Despite our less-than bullish stance on the sector’s near term outlook, we remain positive on the sector’s longer term outlook, underpinned by scarcity of arable land for oil palm plantations and world population growth that will drive world demand for vegetable oil.

Given the sector’s positive longer term outlook, we believe plantation stocks with certain characteristics would still appeal to investors who have longer investment horizon and are willing to ride through the current down cycle. These include: (1) Plantation players with significant immature planted land bank; and/or (2) Plantation players with significant amount of property land bank.

In our plantation sector coverage (for comparison purpose, we excluded CBIP given its insignificant planted land bank relative to its earnings base as well as other plantation players), TSH, IJMP and Genting Plant will have higher-thanaverage FFB growth given that more than 40% of their planted land bank have yet to reach maturity.

We believe the listing of IOI Properties and Sime Darby’s plan to list its property division (although timing remains unknown), will sustain investors’ interest towards plantation companies with significant property exposure, as: (1) Aggressive property launches and commendable property sales will cushion earnings performance of plantation companies with property exposure over the next few years; and (2) Listing of the property business (IOI Properties and potentially Sime Darby Property) will prompt investors to relook at the valuation of the land bank of plantation companies (which are normally carried at historical costs).

Catalysts

  • Higher-than-expected soybean yield and soybean planting, resulting in lower soybean prices, hence prices of CPO;
  • India imposes import tax on CPO.
  • Longer-than-expected CPO price recovery path.

Risks

  • Earlier-than-expected recovery in the world’s major economies, resulting in higher edible oil demand and prices;
  • Weather uncertainties revisit, which would result in supply distortion, hence boosting prices of edible oil; and
  • Further action from the Malaysian Government to boost competitiveness of downstream plantation players.

Rating

UNDERWEIGHT

Negatives – (1) Weak global economic outlook; and (2) Impending excess supply of CPO.

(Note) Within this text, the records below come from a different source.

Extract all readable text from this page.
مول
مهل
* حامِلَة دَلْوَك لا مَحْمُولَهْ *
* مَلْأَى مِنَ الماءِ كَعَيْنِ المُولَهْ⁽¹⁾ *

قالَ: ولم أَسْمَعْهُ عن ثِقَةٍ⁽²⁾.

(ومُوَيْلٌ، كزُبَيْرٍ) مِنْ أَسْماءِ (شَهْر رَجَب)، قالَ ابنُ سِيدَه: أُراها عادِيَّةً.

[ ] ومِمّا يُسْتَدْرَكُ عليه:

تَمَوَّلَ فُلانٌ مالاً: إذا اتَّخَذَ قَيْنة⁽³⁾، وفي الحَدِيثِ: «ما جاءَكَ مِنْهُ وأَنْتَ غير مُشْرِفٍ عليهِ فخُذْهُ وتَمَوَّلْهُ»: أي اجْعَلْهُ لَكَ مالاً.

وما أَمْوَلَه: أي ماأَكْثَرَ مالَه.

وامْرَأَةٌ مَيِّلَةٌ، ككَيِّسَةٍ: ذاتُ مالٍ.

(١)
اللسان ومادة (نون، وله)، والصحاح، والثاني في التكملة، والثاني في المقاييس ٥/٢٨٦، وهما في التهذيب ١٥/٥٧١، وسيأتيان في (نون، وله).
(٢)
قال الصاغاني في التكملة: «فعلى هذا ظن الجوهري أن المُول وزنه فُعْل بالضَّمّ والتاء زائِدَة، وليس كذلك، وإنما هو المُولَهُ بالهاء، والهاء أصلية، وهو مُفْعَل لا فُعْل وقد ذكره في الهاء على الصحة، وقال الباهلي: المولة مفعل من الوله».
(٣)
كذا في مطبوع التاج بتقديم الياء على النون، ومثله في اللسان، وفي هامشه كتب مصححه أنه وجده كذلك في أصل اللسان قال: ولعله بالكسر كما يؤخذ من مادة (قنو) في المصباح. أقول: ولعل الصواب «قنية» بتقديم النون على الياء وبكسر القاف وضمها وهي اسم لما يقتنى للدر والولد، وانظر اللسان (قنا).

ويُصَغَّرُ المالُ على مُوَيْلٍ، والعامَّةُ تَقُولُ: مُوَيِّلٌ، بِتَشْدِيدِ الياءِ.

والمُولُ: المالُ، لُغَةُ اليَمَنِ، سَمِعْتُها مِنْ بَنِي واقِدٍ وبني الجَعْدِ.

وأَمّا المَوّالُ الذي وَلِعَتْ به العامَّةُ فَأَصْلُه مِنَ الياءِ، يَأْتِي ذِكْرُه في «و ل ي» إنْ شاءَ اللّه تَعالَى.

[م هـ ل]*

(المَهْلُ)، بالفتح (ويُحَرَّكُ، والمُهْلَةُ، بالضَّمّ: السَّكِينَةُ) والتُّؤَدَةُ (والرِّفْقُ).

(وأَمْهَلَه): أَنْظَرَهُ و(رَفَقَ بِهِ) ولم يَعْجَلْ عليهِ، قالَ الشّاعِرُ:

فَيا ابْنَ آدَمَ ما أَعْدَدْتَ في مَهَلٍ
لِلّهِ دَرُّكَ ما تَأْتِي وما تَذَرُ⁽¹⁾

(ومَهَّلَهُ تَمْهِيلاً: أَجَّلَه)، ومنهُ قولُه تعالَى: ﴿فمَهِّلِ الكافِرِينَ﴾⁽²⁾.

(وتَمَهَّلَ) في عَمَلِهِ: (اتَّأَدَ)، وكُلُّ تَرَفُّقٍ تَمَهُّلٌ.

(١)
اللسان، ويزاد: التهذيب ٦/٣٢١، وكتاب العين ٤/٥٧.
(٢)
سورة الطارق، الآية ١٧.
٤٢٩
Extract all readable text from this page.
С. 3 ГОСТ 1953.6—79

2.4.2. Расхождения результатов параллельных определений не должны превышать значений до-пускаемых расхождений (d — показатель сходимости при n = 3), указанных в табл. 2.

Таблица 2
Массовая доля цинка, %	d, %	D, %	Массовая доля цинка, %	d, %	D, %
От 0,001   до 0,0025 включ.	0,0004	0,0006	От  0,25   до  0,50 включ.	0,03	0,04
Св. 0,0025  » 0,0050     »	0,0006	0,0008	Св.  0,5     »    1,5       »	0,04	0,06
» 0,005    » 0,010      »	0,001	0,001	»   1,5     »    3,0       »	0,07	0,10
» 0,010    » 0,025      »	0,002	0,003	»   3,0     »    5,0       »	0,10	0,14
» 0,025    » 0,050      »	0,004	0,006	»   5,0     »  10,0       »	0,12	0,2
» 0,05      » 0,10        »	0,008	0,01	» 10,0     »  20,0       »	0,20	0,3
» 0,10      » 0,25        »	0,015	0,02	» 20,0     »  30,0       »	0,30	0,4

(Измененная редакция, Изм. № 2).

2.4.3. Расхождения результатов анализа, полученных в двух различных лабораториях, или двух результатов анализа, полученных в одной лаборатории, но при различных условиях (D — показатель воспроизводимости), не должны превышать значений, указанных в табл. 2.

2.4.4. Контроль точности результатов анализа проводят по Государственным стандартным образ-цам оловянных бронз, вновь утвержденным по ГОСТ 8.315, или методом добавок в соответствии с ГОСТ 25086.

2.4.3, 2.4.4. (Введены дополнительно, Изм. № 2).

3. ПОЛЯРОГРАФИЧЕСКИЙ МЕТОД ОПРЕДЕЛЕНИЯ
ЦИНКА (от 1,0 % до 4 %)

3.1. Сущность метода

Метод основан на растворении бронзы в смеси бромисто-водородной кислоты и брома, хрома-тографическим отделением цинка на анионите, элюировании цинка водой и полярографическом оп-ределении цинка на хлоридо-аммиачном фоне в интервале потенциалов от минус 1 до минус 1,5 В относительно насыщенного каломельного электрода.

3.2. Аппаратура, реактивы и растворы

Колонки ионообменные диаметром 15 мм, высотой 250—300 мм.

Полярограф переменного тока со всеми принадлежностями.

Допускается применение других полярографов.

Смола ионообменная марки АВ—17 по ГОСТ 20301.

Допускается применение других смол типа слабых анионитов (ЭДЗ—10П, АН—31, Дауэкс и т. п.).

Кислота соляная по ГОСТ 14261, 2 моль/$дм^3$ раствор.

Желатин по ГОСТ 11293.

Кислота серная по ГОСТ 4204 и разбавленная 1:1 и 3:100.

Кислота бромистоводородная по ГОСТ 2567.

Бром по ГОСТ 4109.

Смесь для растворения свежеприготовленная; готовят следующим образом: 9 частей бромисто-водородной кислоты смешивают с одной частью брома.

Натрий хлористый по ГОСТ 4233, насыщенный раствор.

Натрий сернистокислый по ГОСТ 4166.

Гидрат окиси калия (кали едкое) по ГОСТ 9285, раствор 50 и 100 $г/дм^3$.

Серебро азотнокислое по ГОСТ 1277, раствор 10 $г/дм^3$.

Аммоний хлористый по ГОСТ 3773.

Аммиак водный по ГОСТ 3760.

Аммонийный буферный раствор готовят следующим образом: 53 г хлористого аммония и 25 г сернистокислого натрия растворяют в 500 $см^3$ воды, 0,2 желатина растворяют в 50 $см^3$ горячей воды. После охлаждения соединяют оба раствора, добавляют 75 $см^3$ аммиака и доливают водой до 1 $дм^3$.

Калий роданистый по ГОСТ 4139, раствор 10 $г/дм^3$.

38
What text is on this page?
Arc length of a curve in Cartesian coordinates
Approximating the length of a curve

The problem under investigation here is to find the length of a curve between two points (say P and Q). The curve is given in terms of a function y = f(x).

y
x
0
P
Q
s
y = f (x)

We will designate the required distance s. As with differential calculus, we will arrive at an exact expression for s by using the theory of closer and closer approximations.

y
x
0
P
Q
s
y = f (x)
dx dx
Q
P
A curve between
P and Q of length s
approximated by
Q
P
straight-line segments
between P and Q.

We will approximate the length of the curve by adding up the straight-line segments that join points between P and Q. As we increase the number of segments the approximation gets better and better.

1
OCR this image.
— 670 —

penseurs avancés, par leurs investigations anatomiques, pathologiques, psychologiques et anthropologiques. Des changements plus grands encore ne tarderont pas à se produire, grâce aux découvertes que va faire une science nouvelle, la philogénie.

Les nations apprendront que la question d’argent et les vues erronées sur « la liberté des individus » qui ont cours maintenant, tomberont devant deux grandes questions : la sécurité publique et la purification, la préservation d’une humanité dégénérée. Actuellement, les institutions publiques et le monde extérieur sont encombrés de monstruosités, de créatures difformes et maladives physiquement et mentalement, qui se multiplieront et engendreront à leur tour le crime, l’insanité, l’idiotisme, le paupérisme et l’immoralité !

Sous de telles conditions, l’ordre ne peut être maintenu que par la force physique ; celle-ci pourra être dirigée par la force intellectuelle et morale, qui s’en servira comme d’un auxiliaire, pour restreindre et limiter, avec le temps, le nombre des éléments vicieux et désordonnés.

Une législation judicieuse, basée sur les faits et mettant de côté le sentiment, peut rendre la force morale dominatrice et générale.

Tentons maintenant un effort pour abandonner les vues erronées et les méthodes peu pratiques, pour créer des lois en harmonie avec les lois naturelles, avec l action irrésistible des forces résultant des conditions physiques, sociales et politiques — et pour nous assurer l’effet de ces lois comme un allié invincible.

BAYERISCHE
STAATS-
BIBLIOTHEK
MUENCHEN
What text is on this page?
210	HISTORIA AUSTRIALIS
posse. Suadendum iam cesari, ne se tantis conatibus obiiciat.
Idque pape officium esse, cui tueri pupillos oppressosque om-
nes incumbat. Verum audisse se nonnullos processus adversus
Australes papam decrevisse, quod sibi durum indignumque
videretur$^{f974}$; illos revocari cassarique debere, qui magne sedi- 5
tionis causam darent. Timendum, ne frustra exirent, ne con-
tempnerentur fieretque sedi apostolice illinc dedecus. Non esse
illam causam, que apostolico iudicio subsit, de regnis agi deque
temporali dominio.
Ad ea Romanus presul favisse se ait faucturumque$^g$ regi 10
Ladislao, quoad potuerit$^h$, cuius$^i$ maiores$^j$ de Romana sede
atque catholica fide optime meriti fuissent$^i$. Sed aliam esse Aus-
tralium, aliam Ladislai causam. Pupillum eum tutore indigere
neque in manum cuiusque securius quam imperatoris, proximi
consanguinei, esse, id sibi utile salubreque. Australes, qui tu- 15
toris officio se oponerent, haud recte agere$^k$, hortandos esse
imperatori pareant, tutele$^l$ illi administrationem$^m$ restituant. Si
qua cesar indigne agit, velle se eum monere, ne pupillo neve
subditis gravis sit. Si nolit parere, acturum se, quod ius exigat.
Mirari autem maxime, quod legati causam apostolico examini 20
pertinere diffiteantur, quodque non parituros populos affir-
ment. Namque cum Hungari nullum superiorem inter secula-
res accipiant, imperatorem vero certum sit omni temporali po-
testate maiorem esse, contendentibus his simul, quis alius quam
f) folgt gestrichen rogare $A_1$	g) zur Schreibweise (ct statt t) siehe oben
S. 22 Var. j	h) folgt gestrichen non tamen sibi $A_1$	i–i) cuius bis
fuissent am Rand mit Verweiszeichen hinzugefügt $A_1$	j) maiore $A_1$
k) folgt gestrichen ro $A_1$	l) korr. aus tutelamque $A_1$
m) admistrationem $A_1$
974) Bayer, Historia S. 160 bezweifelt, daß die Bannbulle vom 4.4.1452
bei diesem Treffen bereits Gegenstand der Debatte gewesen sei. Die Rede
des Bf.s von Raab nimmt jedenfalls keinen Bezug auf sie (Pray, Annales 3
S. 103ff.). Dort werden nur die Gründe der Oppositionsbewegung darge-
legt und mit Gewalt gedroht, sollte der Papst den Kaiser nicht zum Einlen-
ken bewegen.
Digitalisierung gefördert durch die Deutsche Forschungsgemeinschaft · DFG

Positive – CPO is still relatively cheaper than soybean oil.

Sector View

Maintain Underweight on the sector, given our less bullish view on CPO prices as well as the sector’s expensive valuations. For exposure in the sector, our top picks are CBIP (BUY; TP: RM3.42) and Genting Plantations (HOLD; TP: RM10.57). The latter best fit the profile of sizeable immature planted and property development land bank.